Aus diesem Grund befürwortet die FDI:
- Aufklärung von Müttern, Familien und Betreuungspersonen, wie Mundgesundheit gefördert werden und orale Erkrankungen verhindert werden können, indem eine vorausschauende Beratung und motivierende Gesprächsführung sowie andere evidenzbasierte Strategien zum Einsatz kommen. Die zu vermittelnde Botschaft sollte die Bedeutung der zahnmedizinischen Betreuung der werdenden Mutter und der frühzeitigen zahnmedizinischen Betreuung von Kindern in den Mittelpunkt stellen, ebenfalls gesunde Stillpraktiken mit besonderem Verweis auf die Bedeutung des Stillens und der Begrenzung des Zuckerkonsums, die Fluoridversorgung durch die Verwendung fluoridhaltiger Zahnpasta und/oder fluoridierten Trinkwassers sowie regelmäßige Besuche beim Zahnarzt bereits nach dem Durchbruch des ersten Zahns oder im Alter von 1 Jahr;
- Aufnahme des Fachs perinatale und frühkindliche Mundgesundheit in die Studiengänge für Zahnmediziner und andere Gesundheitsberufe sowie in die berufliche Weiterbildung;
- Forschungsarbeiten mit folgenden Schwerpunkten:
- Benennung der Risikofaktoren für Mundgesundheitsprobleme schwangerer Frauen und kleiner Kinder einschließlich sozialer Determinanten der Gesundheit;
- Prüfung der Effektivität, Kosteneffizienz und Nachhaltigkeit unterschiedlicher Interventionen zur Verbesserung der perinatalen und frühkindlichen Mundgesundheit;
- Untersuchung der hinderlichen und förderlichen Faktoren beim Zugang zur zahnmedizinischen Betreuung schwangerer Frauen und ihrer Kinder;
- Regierungen sollten:
- finanzielle Mittel für die Programme und Dienste zur Verfügung stellen, die die perinatale und frühkindliche Mundgesundheit fördern einschließlich Förderung, Prävention und Zugang;
- Strategien und Verordnungen entwickeln, die die perinatale und frühkindliche Mundgesundheit fördern, z.

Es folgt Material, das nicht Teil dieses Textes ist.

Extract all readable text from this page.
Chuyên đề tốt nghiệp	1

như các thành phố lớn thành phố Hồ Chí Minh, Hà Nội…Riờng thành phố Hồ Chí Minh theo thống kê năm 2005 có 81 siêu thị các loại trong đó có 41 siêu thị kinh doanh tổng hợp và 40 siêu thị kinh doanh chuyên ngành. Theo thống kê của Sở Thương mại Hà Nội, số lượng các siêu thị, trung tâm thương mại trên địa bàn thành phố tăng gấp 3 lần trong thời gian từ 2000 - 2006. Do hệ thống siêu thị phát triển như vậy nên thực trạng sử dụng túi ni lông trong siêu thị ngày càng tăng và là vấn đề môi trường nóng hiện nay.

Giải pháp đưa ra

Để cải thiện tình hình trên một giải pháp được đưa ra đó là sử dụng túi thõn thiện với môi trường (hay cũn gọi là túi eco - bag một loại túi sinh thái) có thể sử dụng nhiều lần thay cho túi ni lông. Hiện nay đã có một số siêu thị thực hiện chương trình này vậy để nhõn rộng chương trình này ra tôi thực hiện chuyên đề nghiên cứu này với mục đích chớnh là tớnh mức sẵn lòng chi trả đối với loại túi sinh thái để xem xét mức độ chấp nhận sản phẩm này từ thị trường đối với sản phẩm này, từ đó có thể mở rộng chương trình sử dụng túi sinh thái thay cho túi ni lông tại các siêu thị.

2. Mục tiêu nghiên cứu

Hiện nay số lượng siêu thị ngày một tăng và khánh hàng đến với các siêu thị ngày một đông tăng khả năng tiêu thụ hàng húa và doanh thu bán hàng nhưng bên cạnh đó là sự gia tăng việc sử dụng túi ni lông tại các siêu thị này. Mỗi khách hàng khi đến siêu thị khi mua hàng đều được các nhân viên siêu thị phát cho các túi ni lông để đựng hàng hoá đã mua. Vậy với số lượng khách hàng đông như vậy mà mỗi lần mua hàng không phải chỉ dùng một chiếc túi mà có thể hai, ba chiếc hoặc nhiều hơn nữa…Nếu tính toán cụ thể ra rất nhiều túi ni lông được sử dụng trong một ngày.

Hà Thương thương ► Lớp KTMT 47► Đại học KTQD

B. obligatorische zahnmedizinische Untersuchungen werdender Mütter und ihrer Kinder;
- Übernahme der Kosten zahnmedizinischer Behandlungen durch private und gesetzliche Versicherungen;
- Nationale Zahnärzteverbände (NDA) sollten:
- Leitlinien und Standards für die perinatale und frühkindliche Mundgesundheit entwickeln und fördern;
- Bildungs- und Weiterbildungsangebote für Zahnärzte und andere Gesundheitsdienstleister im Bereich der perinatalen und frühkindlichen Mundgesundheit bereitstellen;
- sich für eine neue gesundheitspolitische Ausrichtung auf lokaler und nationaler Ebene einsetzen;
- die Öffentlichkeit über die Bedeutung der perinatalen und frühkindlichen Mundgesundheit aufklären;
- mit anderen Gesundheitsdienstleistern zusammenarbeiten, um werdenden Müttern und ihren Kleinkindern eine multidisziplinäre umfassende Gesundheitsversorgung zukommen zu lassen.
Schlüsselwörter
Frühkindliche Karies, allgemeine Gesundheitsabsicherung, medizinische Grundversorgung, perinatale Betreuung.
Disclaimer
Die Informationen in dieser Stellungnahme basieren jeweils auf dem aktuellen wissenschaftlichen Kenntnisstand. Sie können so ausgelegt werden, dass sie existierende kulturelle Sensibilitäten und sozio-ökonomische Zwänge widerspiegeln.